"Most Ironic Run-in with the Law" goes to…
We all loved the story of Jean Dickson’s wildlife garden in
Buffalo – especially the happy ending – but here’s one with a special twist. Maryland lawyer, wildlife habitat gardener and author M.A. Sheehan was holed up in a cabin in West Virginia writing a book about her habitat garden when it was hacked to the ground by the Man. No matter that it’s a backyard garden that can’t even be seen from the street. A notice had been left on her door but the neighbor taking care of the property didn’t see it, so action was taken.
A law in her town of Hyattsville outlaws "weeds" that are taller than 12" and defines weeds in the weirdest of ways – to include grass, brush and growth, but exempt a long list of items, including shrubs and even "plants". Go figure. Just another example of a badly written law that’s open to interpretation and misinterpretation. At least in this case the gardener IS a friend of the mayor and was able to reach some sort of financial settlement (under a gag order, so we’ll never know the amount). Who knows – maybe her run-in with the law provided the perfect ending for that book. It sure adds a nice touch of local color to the column I’m writing about landscapes and the law for a couple of Maryland papers.

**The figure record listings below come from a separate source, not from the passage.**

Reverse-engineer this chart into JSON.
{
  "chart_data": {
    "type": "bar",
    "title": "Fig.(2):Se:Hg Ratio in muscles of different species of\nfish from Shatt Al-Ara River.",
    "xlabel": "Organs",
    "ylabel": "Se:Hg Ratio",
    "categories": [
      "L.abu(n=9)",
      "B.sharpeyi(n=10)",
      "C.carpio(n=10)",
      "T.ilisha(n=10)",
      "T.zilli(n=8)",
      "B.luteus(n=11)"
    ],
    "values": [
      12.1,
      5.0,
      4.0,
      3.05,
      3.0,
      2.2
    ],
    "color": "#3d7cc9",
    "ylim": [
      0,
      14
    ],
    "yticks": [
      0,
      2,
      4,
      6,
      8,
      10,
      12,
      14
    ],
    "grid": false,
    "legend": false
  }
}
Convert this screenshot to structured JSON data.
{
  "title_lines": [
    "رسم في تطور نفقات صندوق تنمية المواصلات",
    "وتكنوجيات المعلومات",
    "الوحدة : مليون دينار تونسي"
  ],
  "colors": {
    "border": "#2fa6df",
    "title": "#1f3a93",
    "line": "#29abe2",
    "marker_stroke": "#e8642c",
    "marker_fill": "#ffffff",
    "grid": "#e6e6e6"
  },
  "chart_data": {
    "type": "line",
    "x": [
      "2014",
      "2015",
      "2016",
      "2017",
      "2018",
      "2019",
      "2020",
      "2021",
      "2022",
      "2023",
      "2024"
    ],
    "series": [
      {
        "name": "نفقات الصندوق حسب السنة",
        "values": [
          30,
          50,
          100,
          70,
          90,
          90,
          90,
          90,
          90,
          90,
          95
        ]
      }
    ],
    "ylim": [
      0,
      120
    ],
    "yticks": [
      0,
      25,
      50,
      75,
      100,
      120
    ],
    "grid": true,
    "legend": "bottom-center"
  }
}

Letting our invasive exotic loved ones loose on nature
E Magazine recently ran this story about a small problem in our wildlife gardens – our beloved pets. Nobody wants to be told to keep them indoors – I’ve been there – but the American Bird Conservatory’s Cat Campaign has suggestions for making them happy indoors. Mine are happy indoor cats but if yours are already hunters, good luck with that.